If so, the Northeast Pennsylvania Genealogical Society has just the event for you. It's the Polish Research Roundtable, set for 10 a.m. Saturday. It will be held at the society's Family History Research Library, at the Hanover Green Cemetery, Main Road, Hanover Township.
Tony Paddock will moderate the free discussion. Reservations are not required, but seating is limited. You can reserve a seat at email@example.com.
A huge number of people living in or formerly living in Northeastern Pennsylvania can trace all or part of their ancestry to Poland. Polish churches, Polish food and Polish clubs have been a feature of the Wilkes-Barre/Scranton area's life for nearly a century and a half.
But, as genealogists know, tracing Polish ancestry comes with a collection of special problems. For one thing, the borders of the nation of Poland have shifted drastically over the years because of wars, annexations and political disputes. For many years, Poland as a nation did not even exist, but was finally reconstituted.
As a result, an ancestor whose descendants claim Polish lineage might have been born – or might have lived – in another country entirely, in a city or province with a name that sounds very un-Polish. The reason, of course, is that an area that was Poland at one time later became part of another country, such as Germany, the Austro-Hungarian Empire or Russia.
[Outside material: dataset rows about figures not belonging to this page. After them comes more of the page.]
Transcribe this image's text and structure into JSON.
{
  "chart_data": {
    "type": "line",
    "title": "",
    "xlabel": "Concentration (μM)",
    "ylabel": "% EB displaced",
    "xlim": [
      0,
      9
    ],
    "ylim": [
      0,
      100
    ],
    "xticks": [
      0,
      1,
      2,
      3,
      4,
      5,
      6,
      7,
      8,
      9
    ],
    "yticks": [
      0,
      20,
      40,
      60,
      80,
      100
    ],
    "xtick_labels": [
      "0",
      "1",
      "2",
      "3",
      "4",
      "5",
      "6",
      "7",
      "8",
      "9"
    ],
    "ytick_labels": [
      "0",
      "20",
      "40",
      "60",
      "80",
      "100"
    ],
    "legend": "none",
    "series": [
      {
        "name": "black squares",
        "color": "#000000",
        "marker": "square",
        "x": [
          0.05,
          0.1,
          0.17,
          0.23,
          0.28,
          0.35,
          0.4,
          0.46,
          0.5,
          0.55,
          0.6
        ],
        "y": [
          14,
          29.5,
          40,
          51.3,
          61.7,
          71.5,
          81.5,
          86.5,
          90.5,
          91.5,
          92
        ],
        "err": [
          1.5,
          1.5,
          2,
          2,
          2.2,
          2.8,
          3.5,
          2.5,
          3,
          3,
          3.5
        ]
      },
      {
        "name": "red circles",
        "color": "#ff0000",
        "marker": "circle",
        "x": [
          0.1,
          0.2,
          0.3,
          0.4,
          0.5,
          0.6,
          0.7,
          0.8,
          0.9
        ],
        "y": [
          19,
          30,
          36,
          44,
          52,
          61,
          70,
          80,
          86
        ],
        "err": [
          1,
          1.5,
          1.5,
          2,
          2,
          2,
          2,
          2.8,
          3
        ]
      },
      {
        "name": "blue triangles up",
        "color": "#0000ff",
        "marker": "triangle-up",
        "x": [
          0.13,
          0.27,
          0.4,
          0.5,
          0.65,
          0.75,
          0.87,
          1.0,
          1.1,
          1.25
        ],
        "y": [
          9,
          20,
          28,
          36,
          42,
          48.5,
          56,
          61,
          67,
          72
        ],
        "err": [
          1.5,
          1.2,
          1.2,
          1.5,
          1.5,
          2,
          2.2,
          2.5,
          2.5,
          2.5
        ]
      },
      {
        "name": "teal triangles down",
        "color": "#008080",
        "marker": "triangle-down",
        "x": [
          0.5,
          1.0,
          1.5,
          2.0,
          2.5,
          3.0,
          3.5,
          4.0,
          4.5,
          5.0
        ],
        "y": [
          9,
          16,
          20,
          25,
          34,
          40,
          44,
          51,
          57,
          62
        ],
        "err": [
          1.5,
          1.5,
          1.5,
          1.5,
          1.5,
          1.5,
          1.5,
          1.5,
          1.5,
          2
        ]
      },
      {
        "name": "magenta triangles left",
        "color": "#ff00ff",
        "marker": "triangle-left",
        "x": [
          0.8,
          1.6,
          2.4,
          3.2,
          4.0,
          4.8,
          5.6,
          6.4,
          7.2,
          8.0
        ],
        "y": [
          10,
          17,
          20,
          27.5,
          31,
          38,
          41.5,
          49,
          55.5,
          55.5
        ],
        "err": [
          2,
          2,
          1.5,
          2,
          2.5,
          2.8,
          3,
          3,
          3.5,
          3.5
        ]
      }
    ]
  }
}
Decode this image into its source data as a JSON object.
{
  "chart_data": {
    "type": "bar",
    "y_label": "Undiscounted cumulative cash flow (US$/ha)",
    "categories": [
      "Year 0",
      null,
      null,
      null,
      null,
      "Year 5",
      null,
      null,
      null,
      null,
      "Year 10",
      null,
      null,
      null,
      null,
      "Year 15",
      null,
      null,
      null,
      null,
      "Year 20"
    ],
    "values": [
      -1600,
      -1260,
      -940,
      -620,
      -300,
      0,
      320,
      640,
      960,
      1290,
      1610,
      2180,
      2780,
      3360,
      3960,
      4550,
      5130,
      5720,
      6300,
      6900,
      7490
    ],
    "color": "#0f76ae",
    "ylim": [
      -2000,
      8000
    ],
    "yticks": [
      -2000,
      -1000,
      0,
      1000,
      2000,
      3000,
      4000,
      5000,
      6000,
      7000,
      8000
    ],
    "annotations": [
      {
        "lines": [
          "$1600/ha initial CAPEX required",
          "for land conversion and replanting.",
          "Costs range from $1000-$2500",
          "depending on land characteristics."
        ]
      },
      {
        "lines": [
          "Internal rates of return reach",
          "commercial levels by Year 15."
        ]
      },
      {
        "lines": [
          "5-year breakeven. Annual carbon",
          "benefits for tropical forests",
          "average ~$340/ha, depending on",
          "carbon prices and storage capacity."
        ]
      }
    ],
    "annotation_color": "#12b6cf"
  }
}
Perhaps at some point that area reverted to Polish control.
So a good genealogist tracing Polish roots must study European history, concentrating on Eastern and Central Europe, and must acquire a book of historical maps showing Poland's shifting borders and the changing names of towns and provinces.
Resources: Two traditional resources for biographies of prominent local men of the 1800s and early 1900s are available online. The Lackawanna County Genweb (search under that name) offers the text of The Pennsylvania Wyoming Valley in 1892 by S.R. Smith and Prominent Men of Scranton, Wilkes-Barre and Vicinity (1906) by Dwight J. Stoddard. These are the life stories (with photos) of the men who headed the coal mines, railroads and factories as well as those who were leaders in law, medicine and education. Some entries include the subjects' ancestries as well.
More and more genealogy-related books, most too old or too special-interest for general circulation, are becoming available online. These are typically local history and biography, such as Historical Sketches of Plymouth, by Hendrick B. Wright (1873). Search for it by name. On the Luzerne County Genweb you'll find H.C. Bradsby's 1893 History of Luzerne County.
• In the mood for some good old chills from granddad's day? The Luzerne County Historical Society has two Ghost Tours remaining. They're at 6:30 p.m. on Friday and Saturday this week. To reserve a spot call (570) 823-6244 x3 or go to facebook.com/luzernehistory.
• The Northeast Pennsylvania Genealogical Society is planning some sessions on getting started with Family Tree Maker 2012. Dates will be announced. Family Tree Maker is a handy computer filing and storage system for genealogical research.